Coded Information Retrieval for Block-Structured DNA-Based Data Storage

We study the problem of coded information retrieval for block-structured data, motivated by DNA-based storage systems where a database is partitioned into multiple files that must each be recoverable as an atomic unit. We initiate and formalize the block-structured retrieval problem, wherein $k$ information symbols are partitioned into two files $F_1$ and $F_2$ of sizes $s_1$ and $s_2 = k - s_1$. The objective is to characterize the set of achievable expected retrieval time pairs $\bigl(E_1(G), E_2(G)\bigr)$ over all $[n,k]$ linear codes with generator matrix $G$. We derive a family of linear lower bounds via mutual exclusivity of recovery sets, and develop a nonlinear geometric bound via column projection. For codes with no mixed columns, this yields the hyperbolic constraint $s_1/E_1 + s_2/E_2 \le 1$, which we conjecture to hold universally whenever $\max\{s_1,s_2\} \ge 2$. We analyze explicit codes, such as the identity code, file-dedicated MDS codes, and the systematic global MDS code, and compute their exact expected retrieval times. For file-dedicated codes we prove MDS optimality within the family and verify the hyperbolic constraint. For global MDS codes, we establish dominance by the proportional local MDS allocation via a combinatorial subset-counting argument, providing a significantly simpler proof compared to recent literature and formally extending the result to the asymmetric case. Finally, we characterize the limiting achievability region as $n \to \infty$: the hyperbolic boundary is asymptotically achieved by file-dedicated MDS codes, and is conjectured to be the exact boundary of the limiting achievability region.

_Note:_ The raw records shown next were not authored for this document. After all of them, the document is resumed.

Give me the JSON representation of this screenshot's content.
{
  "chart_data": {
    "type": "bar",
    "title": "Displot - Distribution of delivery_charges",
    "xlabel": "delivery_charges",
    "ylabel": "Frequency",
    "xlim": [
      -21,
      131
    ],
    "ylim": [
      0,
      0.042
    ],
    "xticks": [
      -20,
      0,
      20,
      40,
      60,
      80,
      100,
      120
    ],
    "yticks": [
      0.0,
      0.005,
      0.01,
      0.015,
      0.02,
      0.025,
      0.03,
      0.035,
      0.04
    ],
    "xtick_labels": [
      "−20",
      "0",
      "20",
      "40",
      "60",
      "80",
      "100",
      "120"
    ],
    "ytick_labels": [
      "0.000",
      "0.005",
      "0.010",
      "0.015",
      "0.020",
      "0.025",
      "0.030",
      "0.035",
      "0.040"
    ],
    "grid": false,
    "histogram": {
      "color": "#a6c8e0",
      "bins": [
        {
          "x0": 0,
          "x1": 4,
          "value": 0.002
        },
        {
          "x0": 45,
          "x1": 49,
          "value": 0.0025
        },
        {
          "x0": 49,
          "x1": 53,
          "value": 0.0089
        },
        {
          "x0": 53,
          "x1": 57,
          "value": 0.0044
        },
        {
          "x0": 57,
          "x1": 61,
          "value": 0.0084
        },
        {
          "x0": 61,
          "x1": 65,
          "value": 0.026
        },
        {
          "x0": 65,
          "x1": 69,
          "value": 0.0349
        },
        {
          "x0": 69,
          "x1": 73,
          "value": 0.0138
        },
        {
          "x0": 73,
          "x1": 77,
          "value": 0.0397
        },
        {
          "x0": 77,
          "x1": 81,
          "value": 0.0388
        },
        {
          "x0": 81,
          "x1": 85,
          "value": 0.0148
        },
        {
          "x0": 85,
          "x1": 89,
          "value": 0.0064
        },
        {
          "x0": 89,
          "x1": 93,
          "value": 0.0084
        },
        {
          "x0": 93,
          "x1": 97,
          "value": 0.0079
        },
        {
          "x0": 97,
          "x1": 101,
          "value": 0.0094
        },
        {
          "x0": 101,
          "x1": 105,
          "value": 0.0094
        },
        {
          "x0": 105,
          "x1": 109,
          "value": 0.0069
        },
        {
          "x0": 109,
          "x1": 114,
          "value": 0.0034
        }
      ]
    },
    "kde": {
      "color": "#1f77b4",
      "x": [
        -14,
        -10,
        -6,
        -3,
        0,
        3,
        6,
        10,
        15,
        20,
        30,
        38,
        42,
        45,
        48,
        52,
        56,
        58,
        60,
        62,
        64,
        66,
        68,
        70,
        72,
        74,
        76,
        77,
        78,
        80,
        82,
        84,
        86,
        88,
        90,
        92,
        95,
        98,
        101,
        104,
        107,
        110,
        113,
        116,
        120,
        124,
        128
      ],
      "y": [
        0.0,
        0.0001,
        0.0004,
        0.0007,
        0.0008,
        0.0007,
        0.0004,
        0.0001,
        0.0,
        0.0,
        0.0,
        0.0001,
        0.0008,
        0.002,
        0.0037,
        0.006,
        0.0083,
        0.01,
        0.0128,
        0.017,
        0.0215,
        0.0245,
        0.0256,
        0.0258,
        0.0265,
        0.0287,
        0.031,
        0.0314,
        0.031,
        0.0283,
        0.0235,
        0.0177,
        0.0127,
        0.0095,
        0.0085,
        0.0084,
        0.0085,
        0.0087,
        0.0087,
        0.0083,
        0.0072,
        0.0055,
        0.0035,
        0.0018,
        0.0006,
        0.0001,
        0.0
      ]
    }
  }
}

翻译：本文研究块状数据的编码信息检索问题，其背景为DNA存储系统——在该系统中，数据库被划分为多个文件，每个文件必须作为原子单元可恢复。我们首次提出并形式化定义了块状检索问题：将$k$个信息符号划分为两个文件$F_1$和$F_2$，其大小分别为$s_1$和$s_2 = k - s_1$。目标是在所有生成矩阵为$G$的$[n,k]$线性码上，刻画可达的期望检索时间对集合$\bigl(E_1(G), E_2(G)\bigr)$。我们通过恢复集的互斥性推导出一族线性下界，并借助列投影建立了非线性几何界。对于无混合列的编码，这导出了双曲约束$s_1/E_1 + s_2/E_2 \le 1$；我们推测当$\max\{s_1,s_2\} \ge 2$时该约束普遍成立。我们分析了具体编码方案——如单位码、文件专用MDS码以及系统全局MDS码——并精确计算了它们的期望检索时间。对于文件专用码，我们证明了其在同类编码中的MDS最优性，并验证了双曲约束。针对全局MDS码，通过组合子集计数论证，我们确立了按比例分配的局部MDS方案的主导地位；相比近期文献，该证明显著简化，并将结果正式推广至非对称情形。最后，我们刻画了当$n \to \infty$时的极限可达区域：文件专用MDS码渐近达到双曲边界，且该边界被推测为极限可达区域的精确边界。